(50)

726 61 3
                                    

Krekkk
Bagas mendorong pintu kelas.

Gelap. Bahkan sangat gelap. Berdebu? Tentu. Secara pemikiran, ruang ini sengaja dibiarkan. Mungkin.

Gue dan Bagas melangkah masuk ke dalam ruang ini. Gue melihat sekeliling sedangkan Bagas melihat tembok yang terpasang gambar-gambar berbau biologi.

Selamat datang
Tiba-tiba sesuatu membisikku. Suaranya aneh, berat, dan mengerikan. Gue melirik kearah Bagas, tetapi dia sedang sibuk dan ga akan mungkin memanggilku seperti itu.

Gue kembali melihat sekeliling, belum melihat apapun yang aneh. Sekalipun mereka.

"Siapa lagi coba" Batin gue ketakutan.

Gue mendecak pelan dan menoleh ke arah papan tulis. Ga ada sesuatu yang mengganjal.

"Apa coba yang deketin gue" Sambung gue, bingung.
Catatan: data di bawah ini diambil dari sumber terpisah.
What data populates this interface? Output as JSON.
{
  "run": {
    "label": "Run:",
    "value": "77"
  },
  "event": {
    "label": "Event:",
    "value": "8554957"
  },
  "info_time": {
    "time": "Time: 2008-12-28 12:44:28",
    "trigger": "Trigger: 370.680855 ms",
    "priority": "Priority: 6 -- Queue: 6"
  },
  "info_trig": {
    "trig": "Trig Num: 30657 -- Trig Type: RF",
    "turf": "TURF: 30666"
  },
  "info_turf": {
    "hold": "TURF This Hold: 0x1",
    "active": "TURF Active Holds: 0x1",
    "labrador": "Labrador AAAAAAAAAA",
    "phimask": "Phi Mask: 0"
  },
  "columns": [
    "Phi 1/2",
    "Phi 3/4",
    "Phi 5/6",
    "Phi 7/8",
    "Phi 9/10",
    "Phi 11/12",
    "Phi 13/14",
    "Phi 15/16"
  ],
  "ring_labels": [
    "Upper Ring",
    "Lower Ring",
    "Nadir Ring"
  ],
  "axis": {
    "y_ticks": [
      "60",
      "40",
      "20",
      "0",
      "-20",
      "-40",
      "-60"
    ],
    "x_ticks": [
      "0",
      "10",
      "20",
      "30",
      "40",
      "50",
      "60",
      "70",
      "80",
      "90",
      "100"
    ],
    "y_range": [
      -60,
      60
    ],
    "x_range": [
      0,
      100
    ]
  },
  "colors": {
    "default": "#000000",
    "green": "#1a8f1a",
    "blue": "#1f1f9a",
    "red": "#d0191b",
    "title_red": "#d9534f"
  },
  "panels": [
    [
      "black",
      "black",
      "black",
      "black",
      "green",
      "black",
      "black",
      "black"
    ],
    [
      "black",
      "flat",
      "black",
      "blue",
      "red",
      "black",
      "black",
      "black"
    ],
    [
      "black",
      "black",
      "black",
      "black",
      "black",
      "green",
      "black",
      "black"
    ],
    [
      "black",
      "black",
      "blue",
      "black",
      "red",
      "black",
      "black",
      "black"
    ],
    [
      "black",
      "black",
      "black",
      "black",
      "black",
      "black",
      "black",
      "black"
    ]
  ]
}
Kembalilah perempuan kecil
Kedua kalinya, bisikan itu terdengar kembali.

"Apa masalahmu denganku?" Gue mempertanyakan hal tersebut dengan komunikasi khusus. Tidak ada apapun, hanya peralatan kelas dan Bagas yang terlihat di penglihatan gue.

Datanglah
Balas suara tersebut. Bulu kuduk gue seketika berdiri. Ada keraguan yang tertanam di dalam benak gue tentang suara ini.

Gue memejamkan mata "Untuk apa?" Tukas gue.

Datanglah
Ia mengulangi satu kata tersebut.Jika di dengar, suaranya berasal dari arah belakang.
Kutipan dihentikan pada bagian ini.